I was supposed to bring a snack to C&Ts third-to-last soccer game of the year and that day, for whatever reason, the side of me that cares too little was in charge. I’ll call her Linda1 (because I’m clever like that).
Linda1 dropped the boys off for warmup, sang along with the radio on her way to the grocery store, then sauntered up and down the aisles sipping a skinny frappuccino and half-heartedly looking for a snack. While she was checking out the fat content in Blue Bell ice cream, she glanced at her watch (thankfully) and saw that the game had already started. Linda1 was not fussed about this detail. Nonchalant, she grabbed neon Poptarts, raisins and sports drinks of unnatural colors. While unquestionably odd, the snack was not without reason: she picked Poptarts because she never buys Poptarts so figured C&T would consider them a treat. She bought raisins because she decided that they were a close substitute for the Sports Beans that Clyde requested but this store didn’t carry (despite his claims to the contrary). And she bought the sports drink because, well you know, it’s sporty.

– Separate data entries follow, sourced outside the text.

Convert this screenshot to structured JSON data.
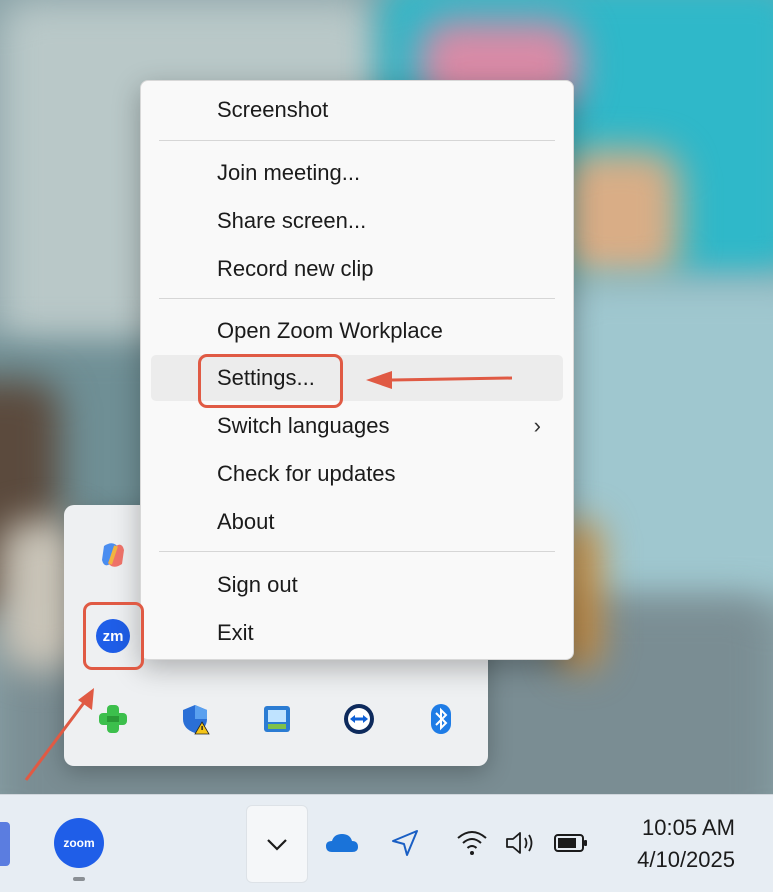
{
  "menu": {
    "items": [
      {
        "label": "Screenshot"
      },
      {
        "label": "Join meeting..."
      },
      {
        "label": "Share screen..."
      },
      {
        "label": "Record new clip"
      },
      {
        "label": "Open Zoom Workplace"
      },
      {
        "label": "Settings..."
      },
      {
        "label": "Switch languages"
      },
      {
        "label": "Check for updates"
      },
      {
        "label": "About"
      },
      {
        "label": "Sign out"
      },
      {
        "label": "Exit"
      }
    ],
    "submenu_chevron": "›"
  },
  "tray_icons": [
    "copilot-icon",
    "zoom-tray-icon",
    "app-green-cross-icon",
    "windows-security-warning-icon",
    "network-tool-icon",
    "teamviewer-icon",
    "bluetooth-icon"
  ],
  "zoom_tray_label": "zm",
  "taskbar": {
    "zoom_app_label": "zoom",
    "tray_expand": "chevron-down-icon",
    "clock_time": "10:05 AM",
    "clock_date": "4/10/2025"
  },
  "annotation_color": "#e05a44"
}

At the game, Clyde was disappointed, doubly so because he told all of his teammates that his mom was bringing Sports Beans. Despite the coach’s heroic efforts to tout the raisins as “nature’s sports beans,” the team members groaned. Some of them ate the raisins despite the letdown but many of the boys passed. More than one mom was visibly disgusted by the Poptarts; they aren’t exactly healthy. The only snack item that was acceptable was the sports drink. Fail.
Enter Linda2. If Linda2 had been in charge at the grocery store, this never would have happened. (I know. I’ve seen Linda2 at work. She would have taken something like orange slices, health bars and Trader Joe’s 100% juice boxes.) After Linda2 fully internalized the weight of the incident, she spent an entire week stewing about the shamefully poor snack choice. “What was I thinking? Clyde doesn’t even like raisins! And Poptarts? Why?” She lamented aloud to Jay and to any friend kind enough to listen. She brought up the topic so many times with BigG that he finally threw back his head and said, “The snack thing again? Seriously?”
Finally, after suffering through literally days of relentless anxiety imposed by Linda2, Linda1 fought to regain control. Her voice bubbled up from the depths of the body housing the two warring natures: “It’s a snack,” she said, exasperated. “A SNACK! Let it go already!”
You know, I kind of like Linda1. Sometimes I wish she’d kick that other worrisome witch right out of the house!